I am learning that being a bad Christian is better than being a good one.  Because if you think you're a good Christian… well, that's a problem already.

And I'm not saying we all should throw up our whiskey bottles in the air while we rip up the Ten Commandments and crank up our gangsta rap, but I just wish us, as a church, would get off it already with the big act we're putting on -- the one where we think representing Jesus means pretending we know how to be Him on this fallen earth and we see each other's petty efforts at goodness and give one another a hand, because love might be the only good thing we really can do in this world, but none of us will really ever understand the depth or height or breadth of love as long as we're breathing. 

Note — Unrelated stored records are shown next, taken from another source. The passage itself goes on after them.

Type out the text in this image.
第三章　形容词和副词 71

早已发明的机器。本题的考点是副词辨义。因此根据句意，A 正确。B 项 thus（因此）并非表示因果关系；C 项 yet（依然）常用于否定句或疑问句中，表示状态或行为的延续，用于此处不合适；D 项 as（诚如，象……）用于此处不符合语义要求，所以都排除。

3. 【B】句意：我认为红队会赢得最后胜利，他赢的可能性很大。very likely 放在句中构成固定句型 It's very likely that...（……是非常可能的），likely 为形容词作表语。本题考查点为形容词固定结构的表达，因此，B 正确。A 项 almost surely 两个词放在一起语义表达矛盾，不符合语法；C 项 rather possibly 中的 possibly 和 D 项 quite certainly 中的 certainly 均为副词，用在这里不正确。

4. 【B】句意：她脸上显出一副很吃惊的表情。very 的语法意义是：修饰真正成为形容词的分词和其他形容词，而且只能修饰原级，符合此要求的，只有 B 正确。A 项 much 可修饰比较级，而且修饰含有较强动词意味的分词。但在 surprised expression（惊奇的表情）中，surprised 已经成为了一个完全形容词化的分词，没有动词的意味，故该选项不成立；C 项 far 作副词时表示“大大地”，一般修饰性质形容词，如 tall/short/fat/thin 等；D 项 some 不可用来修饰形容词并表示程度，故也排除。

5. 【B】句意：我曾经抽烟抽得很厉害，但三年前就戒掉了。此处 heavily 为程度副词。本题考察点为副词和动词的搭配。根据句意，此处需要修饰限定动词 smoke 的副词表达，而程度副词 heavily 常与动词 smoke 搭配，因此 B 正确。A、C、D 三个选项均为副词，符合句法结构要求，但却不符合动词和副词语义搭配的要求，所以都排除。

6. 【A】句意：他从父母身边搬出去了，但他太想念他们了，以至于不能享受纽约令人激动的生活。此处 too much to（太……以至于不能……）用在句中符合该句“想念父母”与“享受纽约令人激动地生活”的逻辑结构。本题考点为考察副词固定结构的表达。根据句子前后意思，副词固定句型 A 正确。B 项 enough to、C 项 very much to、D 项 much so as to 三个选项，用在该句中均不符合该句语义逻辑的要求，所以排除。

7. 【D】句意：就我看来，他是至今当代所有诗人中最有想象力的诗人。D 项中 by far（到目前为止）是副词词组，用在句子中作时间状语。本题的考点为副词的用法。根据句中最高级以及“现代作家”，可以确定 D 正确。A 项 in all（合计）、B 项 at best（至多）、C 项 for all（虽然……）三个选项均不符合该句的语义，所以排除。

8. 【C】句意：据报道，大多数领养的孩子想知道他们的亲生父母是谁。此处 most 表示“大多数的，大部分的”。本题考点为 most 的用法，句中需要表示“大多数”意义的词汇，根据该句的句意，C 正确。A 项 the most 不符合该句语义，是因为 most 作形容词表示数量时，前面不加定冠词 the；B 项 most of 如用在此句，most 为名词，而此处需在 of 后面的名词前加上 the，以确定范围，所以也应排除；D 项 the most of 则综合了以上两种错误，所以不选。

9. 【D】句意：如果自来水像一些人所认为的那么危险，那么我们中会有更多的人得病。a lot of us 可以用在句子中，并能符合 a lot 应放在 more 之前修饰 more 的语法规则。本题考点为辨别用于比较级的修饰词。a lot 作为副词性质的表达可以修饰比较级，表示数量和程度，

I'll take a mud-streaked, tear-stained Bible full of parts I don't understand over the leather-bonded edition that says only what I want it to any day of the week.  The real Christian life, the one Christ led, is full of prostitutes and cuss words and dirt and shame and poverty, and the only way I know how to connect to any of it is to see my shiny white Sketchers for the dirt that's on their soles… to wrestle with the disgusting reality  I don't want to believe but I can't make go away -- that I am as wretched and sinful as a murderous pedophile, that he is as good as me, that our feet are equally dirty, and that grace… extravagant grace… covers this whole hot mess, and that until we've really grasped that and let it change everything about us, we don't really understand faith at all, and no amount of holy water can clean our dirty soles and dirty souls.  It's all grace, friends, and the day I get to be a good Christian... the day I'm holy enough to bow down and wash my own feet, is the day I'm really in trouble on this journey of faith.  

So, you wash my feet and I'll wash yours and we'll ruminate on this love thing together while we try and fail and laugh at ourselves and finally admit that we can never save the world... we can't even save ourselves.